Tri-Cities community takes a moment of remembrance on 9/11

Changing of the honor guard ceremony in front of the Kennewick 9/11 Memorial at the Southridge Sports Complex. (Sept. 11, 2017/Maecy Enger)

16 years ago on Monday, America experienced an event that changed the nation, the September 11 attacks.

To observe the solemn anniversary, both the Tri-Cities community and local first responders came out to the memorial at the Southridge Sports Complex. Even several classes of Kennewick students walked across the field to come observe the memorial.

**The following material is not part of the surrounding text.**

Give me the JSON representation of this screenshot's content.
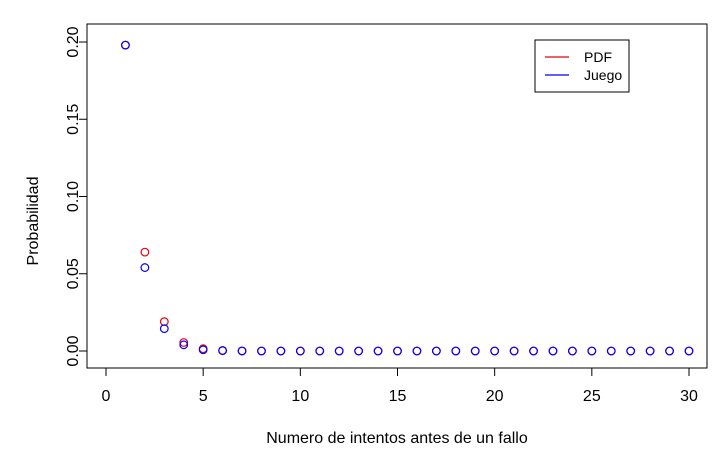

Those from the community, like Amy Simington-Pearce from Kennewick, who came out to the memorial said it was a day they would never forget.

“I got a phone call to check the TV and I did, and I sat with the rest of the world and watch in horror the next several hours as it unfolded,” says Simington-Pearce.

“We were in shock, we didn’t what was going on, we didn’t know what to do, we didn’t even realize at that moment that what was going on at the Pentagon, Flight 93, we had no idea of all the events that were occurring, but we did know it was tragic and it was going to change our lives forever,” says Kennewick Fire Chief Vince Beasley.

There’s now a generation who was not born during the attacks but several parents like Tiffany Donigan from Pasco brought out her kids, 7, 5, and 2-years-old. She says although it is hard for them to grasp what exactly happened, she believes it is important they see the good that came from the tragedy.

“We try to just focus on all of the good people that sacrifice their lives and went in to rescue other people, so they can always remember that there are always good people in this world,” says Donigan.

Chief Beasley says fire responders and the honor guard were out at the memorial from 6:30 in the morning on Monday until 6:30 p.m. During that time, they also held a moment of silence at both 6:59 a.m. and 7:28 a.m., the times when the two towers fell. Each half-hour a bell would toll to remember one of the 343 firefighters, 60 police officers and 8 paramedics who lost their lives on the tragic day in 2001.

Beasley says the ceremony is a scaled down version of what the City of Kennewick used to hold each year. The city announced a few weeks ago it would not hold a ceremony at the memorial for the first time since its unveiling on the 10th anniversary of the attacks. Beasley says it is in an effort to plan for the 20th anniversary, on which they hope to have a large memorial ceremony.